All of this is possible because King uses powerful techniques that reveal the functions of specific genes in various types of cells, both within and outside the immune system.
In the T cell work, he’s exploring the biochemical signals that occur inside T cells when they’ve been recruited to defend the body against foreign invaders. His lab uses a variety of methods to home in on the specific molecules involved. Once the researchers have a likely candidate, they explore its role directly using “knockout” mice, in which the gene responsible for producing the molecule of interest has been deleted (knocked out). After knocking out a particular gene, King and coworkers determine whether T cells still develop and function normally. If not, that’s a hint that the deleted gene and the molecule it encodes are somehow essential to T cell activation.
In addition to knocking out genes in the whole mouse, King’s group is able to focus more finely, excising a particular gene from only one cell lineage—T cells for instance, or any other cell type they choose. This allows the researchers not only to see how a specific molecule affects T cell activation, but also to systematically explore other roles that molecule may play.
“Often, we stumble upon functions that are not directly related to immunity, but are no less significant,” says King.

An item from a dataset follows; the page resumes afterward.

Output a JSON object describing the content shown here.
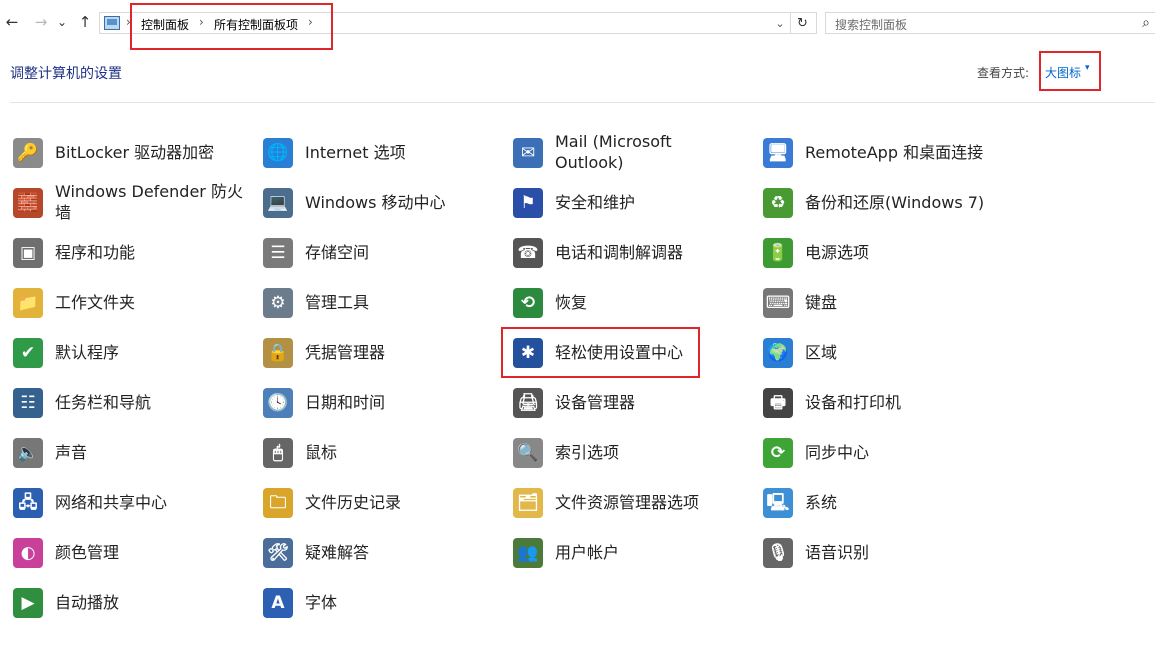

One recent finding involves a molecule that King’s group learned is essential for T cells to develop and function properly. The researchers then went on to discover that the same molecule plays a key role in maintaining the integrity of the lymphatic system—a network of vessels and nodules (lymph nodes) that transport white blood cells and lipids throughout the body and help maintain fluid balance. Without this molecule, the lymphatic system “goes crazy” and grows out of control, King’s experiments have shown.
“Now that we have identified the molecule that plays such a critical role in regulating lymphatic growth, we could potentially manipulate it to promote lymphatic vessel growth and improve drainage of accumulated fluid in lymphedema patients,” King says. Such an advance could alleviate suffering not only in developed countries, where breast cancer surgery is the leading cause of lymphedema, but also in other parts of the world, where the condition results from parasitic infections such as filariasis and elephantiasis.
And because the lymphatic system also is the thoroughfare that cancer cells travel to spread through the body, getting a handle on the system’s regulation could lead to new ways of controlling that deadly disease.